Lohan recently switched to CAA, and she's thrilled to find that her new agents are putting more substantial scripts in her hands. This month she begins filming Robert Altman's A Prairie Home Companion, starring Meryl Streep, Lily Tomlin, Michelle Pfeiffer and Kevin Kline. ("I'm wondering how I'm going to get through doing the scenes with her," she says of Streep, who plays her mother.) Meanwhile, Lohan's first album, Speak, came out this past winter, and "Rumors"—a song about the hardships of celebrity—was a hit. Lohan spent her Long Island youth idolizing Ann-Margret (along with Jodie Foster and Kate Moss), and it was with Ann-Margret in mind that she decided to make a foray into music. "A lot of the people that I looked up to, the Ann-Margrets and the Marilyn Monroes, everyone was a triple threat," she explains. "You had to sing, dance and act, and you did it in all your movies. And as a singer, you can get away with being that kind of rock-star person, and it's okay to go to parties and stuff."

Her principal ambition these days, though, is to polish her acting chops. "The stuff that I've been doing, I haven't been able to really act yet," Lohan says, waving off the terrific reviews she has consistently received in comedic roles. "I feel better when I'm crying in a scene or I'm fighting with someone or I'm getting really upset. With movies now, it's very easy for a girl to dumb herself down or look ugly or be naked or be a lesbian or gain weight—those are the ones that win Oscars. The only one who didn't have to do that was Julia Roberts. And she never took her clothes off."

Lohan won't undress for the camera either, which may incite collective chest-beating on the part of American men. But it's not because she has anything to hide. "They're totally real," she says of her breasts. "I will admit that when I first started to develop boobs, my friends were like, 'Oh my god, what happened, and are your boobs real?' Even me, I was in shock because I was so flat that when I got a chest, it was like, wow.
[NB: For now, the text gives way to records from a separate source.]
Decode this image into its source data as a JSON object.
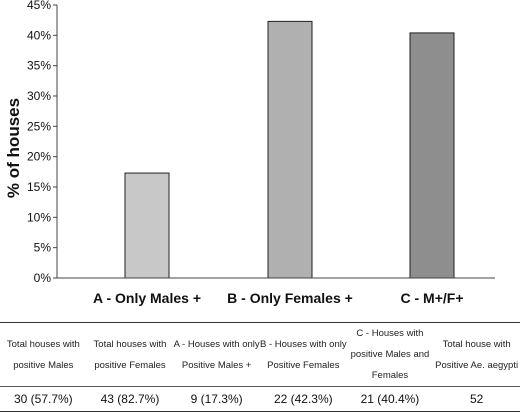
{
  "chart_data": {
    "type": "bar",
    "ylabel": "% of houses",
    "xlabel": "",
    "ylim": [
      0,
      45
    ],
    "yticks": [
      "0%",
      "5%",
      "10%",
      "15%",
      "20%",
      "25%",
      "30%",
      "35%",
      "40%",
      "45%"
    ],
    "categories": [
      "A - Only Males +",
      "B - Only Females +",
      "C - M+/F+"
    ],
    "values": [
      17.3,
      42.3,
      40.4
    ],
    "colors": [
      "#c8c8c8",
      "#b0b0b0",
      "#8e8e8e"
    ],
    "grid": false
  },
  "table": {
    "headers": [
      "Total houses with positive Males",
      "Total houses with positive Females",
      "A - Houses with only Positive Males +",
      "B - Houses with only Positive Females",
      "C - Houses with positive Males and Females",
      "Total house with Positive Ae. aegypti"
    ],
    "values": [
      "30 (57.7%)",
      "43 (82.7%)",
      "9 (17.3%)",
      "22 (42.3%)",
      "21 (40.4%)",
      "52"
    ]
  }
}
And compared to the rest of my body they kind of, like, popped. And they sit up." She cups them with her hands and laughs. "But I'm young. I'm young and I only got my boobs, like, a year and a half ago, so of course they're going to look good. I love 'em."

It's hard to begrudge her that. Lohan the watchable, surfable, iPod-able product may delight millions of kids—not to mention the quorum of old New Orleans patricians overheard talking about her curves while sipping turtle soup out of teacups at a Mardi Gras luncheon—but she's a thousand times more appealing in person. That's because, topic after difficult topic, nothing seems to rattle her contagious good humor. Well, one thing rattles it: the widespread reports, from movie extras speaking anonymously to the New Orleans Times-Picayune, that she's turned production of the Lucky project into a daily hell. "Where is this being said?" she asks, visibly stricken. "Are you serious? Well, if I were a nightmare, I don't think I'd be doing it. I think it would be a karma issue. But that sucks and I don't want to know about it." She pauses and seems to roll the idea around in her head. "You know, I have so much shit on my plate that if I'm having a bad day and you aren't sympathetic towards that and I'm sympathetic towards you when you have your bad days, then I may say something to you, and I won't regret it. But people have been great on this movie. People really have, and it's been cool."

Lohan still has a few storms to weather. Her father has recently been in talks with TV producers about building a reality show around the Lohan family—to the extent that he has access to the Lohan family—and the show appears to be moving forward. "Whatever," says Lindsay. "As sick as it sounds, a reality show might help, actually. At least then people could get to the truth."